三 濡れそぼる運命 一

 もう神出のことはいい。薄情だと自覚はしている。しかし、好意的に接したことはない。『追悼行事』も固まりつつある。たとえただの形式であるにせよ。


 バスが自宅に一番近い停留所で停車した。運転手に一言礼を述べて、岩瀬は降りた。自宅まで徒歩三分。


「ただいま」


 鍵を開け、自分しかいない部屋に向かって土間から声をかけた。


 靴を脱いで廊下に上がり、食堂のテーブルに薬や本を置く。それから椅子に座った。


「あーっ」


 誰もいないのをいいことに、心から息を吐きだした。


 本よりなにより、一休みしたい。それくらいしてもバチは当たらないだろう。


 ぎこちなく服を脱いで、アザだらけの両足に湿布をはっていった。ついで腕にも。臭いが少なくてありがたい。温湿布なのもすぐわかった。ゆっくりとパジャマに着替えてから、さっさとベッドに横たわった。

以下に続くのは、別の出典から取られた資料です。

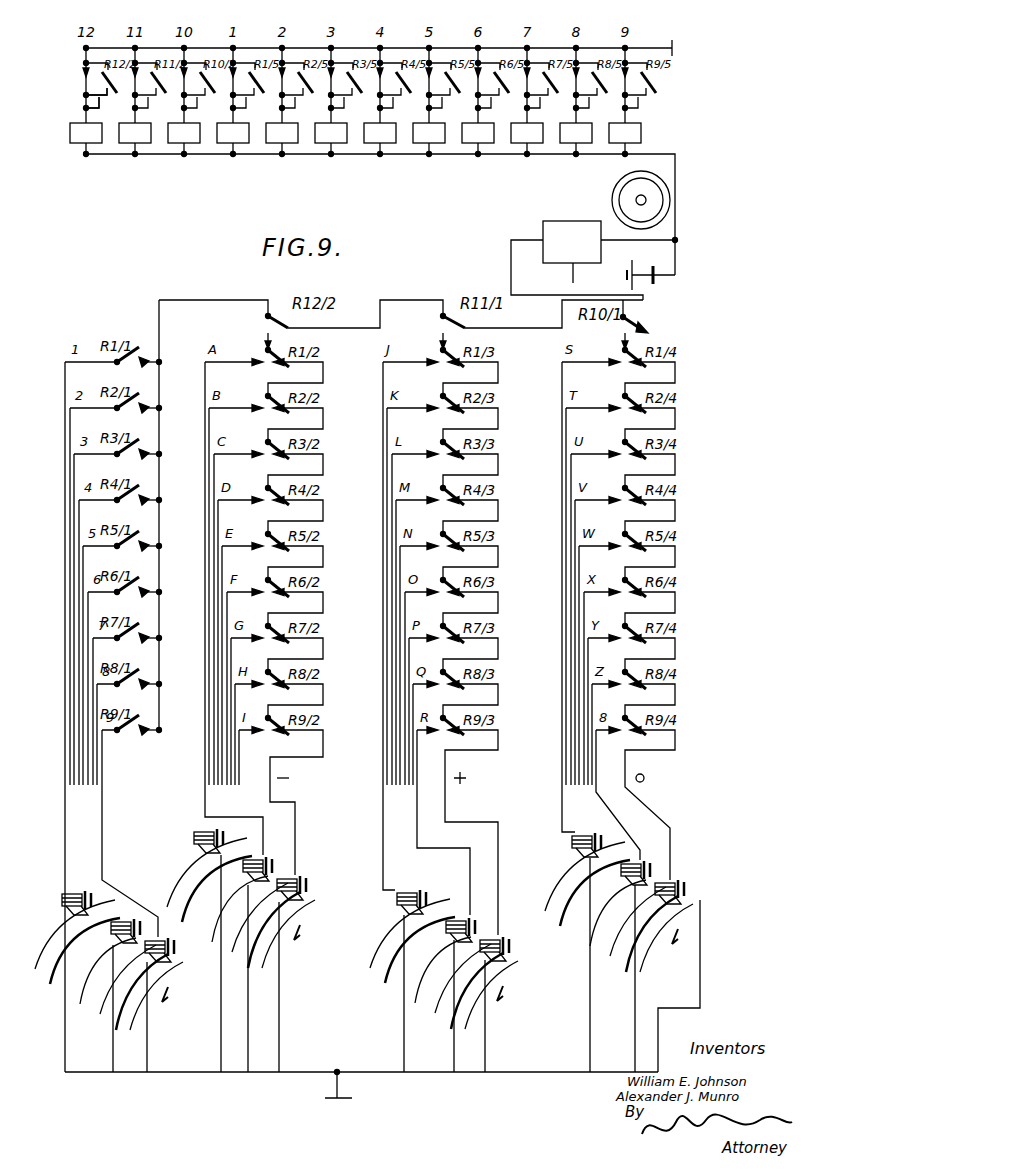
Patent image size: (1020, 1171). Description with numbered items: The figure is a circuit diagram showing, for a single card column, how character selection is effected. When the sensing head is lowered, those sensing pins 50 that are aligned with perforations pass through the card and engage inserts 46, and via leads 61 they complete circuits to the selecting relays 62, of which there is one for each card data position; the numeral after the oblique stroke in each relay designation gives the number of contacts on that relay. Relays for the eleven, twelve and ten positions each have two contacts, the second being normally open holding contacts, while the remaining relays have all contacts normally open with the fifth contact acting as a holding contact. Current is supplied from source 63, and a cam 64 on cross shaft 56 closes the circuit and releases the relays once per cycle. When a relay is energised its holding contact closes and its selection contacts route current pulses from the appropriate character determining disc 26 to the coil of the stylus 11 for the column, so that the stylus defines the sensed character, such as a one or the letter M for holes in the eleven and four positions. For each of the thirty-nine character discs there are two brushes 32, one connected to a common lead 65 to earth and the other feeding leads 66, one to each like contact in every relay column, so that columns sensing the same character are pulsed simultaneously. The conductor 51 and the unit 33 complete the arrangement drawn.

The sensing pins 50 is at (86, 66).
The inserts 46 is at (86, 95).
The leads 61 is at (86, 108).
The relays 62 is at (70, 136).
The supply conductor 51 is at (649, 48).
The cross shaft 56 is at (636, 200).
The cam 64 is at (670, 201).
The control unit 33 is at (567, 233).
The stylus 11 is at (571, 273).
The source 63 is at (656, 281).
The leads 66 is at (91, 798).
The brushes 32 is at (84, 889).
The character determining disc 26 is at (118, 972).
The common lead 65 is at (520, 1063).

 たちまち眠りについた岩瀬の精神に、夢がやってきた。


 まっ暗闇の中で、なにかがうなりを上げている。生き物ではなく機械のようだ。低く、重苦しい音だった。


 墨を流したような空間をあてもなくさ迷っていると、急にまばゆい光が顔を照らした。思わず腕で顔をかばうと、ドアが開く音がする。建物ではなく、車輌のそれだった。


 車輌はワゴン車のように思えた。白塗りのような、白く光っているような色合いだ。ドアを開けてでてきたのは数人の大人達で、一様にヘルメットをかぶり作業服めいた衣服を着ていた。それらもまた白だった。


 彼らが近づいてきたところで、目が覚めた。枕元のスマホで、宵の口をすぎたところだと知る。


 部屋の明かりをつけてパジャマを脱いでから、効果の切れた湿布をはがしてゴミ箱に捨てた。そして、なにはさておきシャワーを浴びることにした。


 浴室で改めて自分の身体を点検すると、あちこちアザだらけになっていた。一週間もすれば回復するだろうが、ぎしぎしと痛みがまとわりつく。


 シャワーノズルからほとばしる湯をかぶると、思わずうめき声がでた。不潔なままよりましなので我慢し、身体も髪もきれいに洗った。痛みはしつこく残るものの、少なくとも衛生面ではさっぱりした。


 次は食事だ。服を着がえてから冷蔵庫を漁り、残り物のポテトハムサラダをだした。一応、自分で作ったものだ。米は昨日炊いた分がまだある。いただきますもいわず、岩瀬は黙って食べた。孤食だの黙食だのは苦にならない。それより、さっさと食べて薬を飲んでから本を読みたい。


 二十分ほどして、洗い物まですませた彼はようやくとりかかることができた。


 『合理主義と新大陸の魔女』。食事が終わったばかりの食卓で開く本としては異様な題名だ。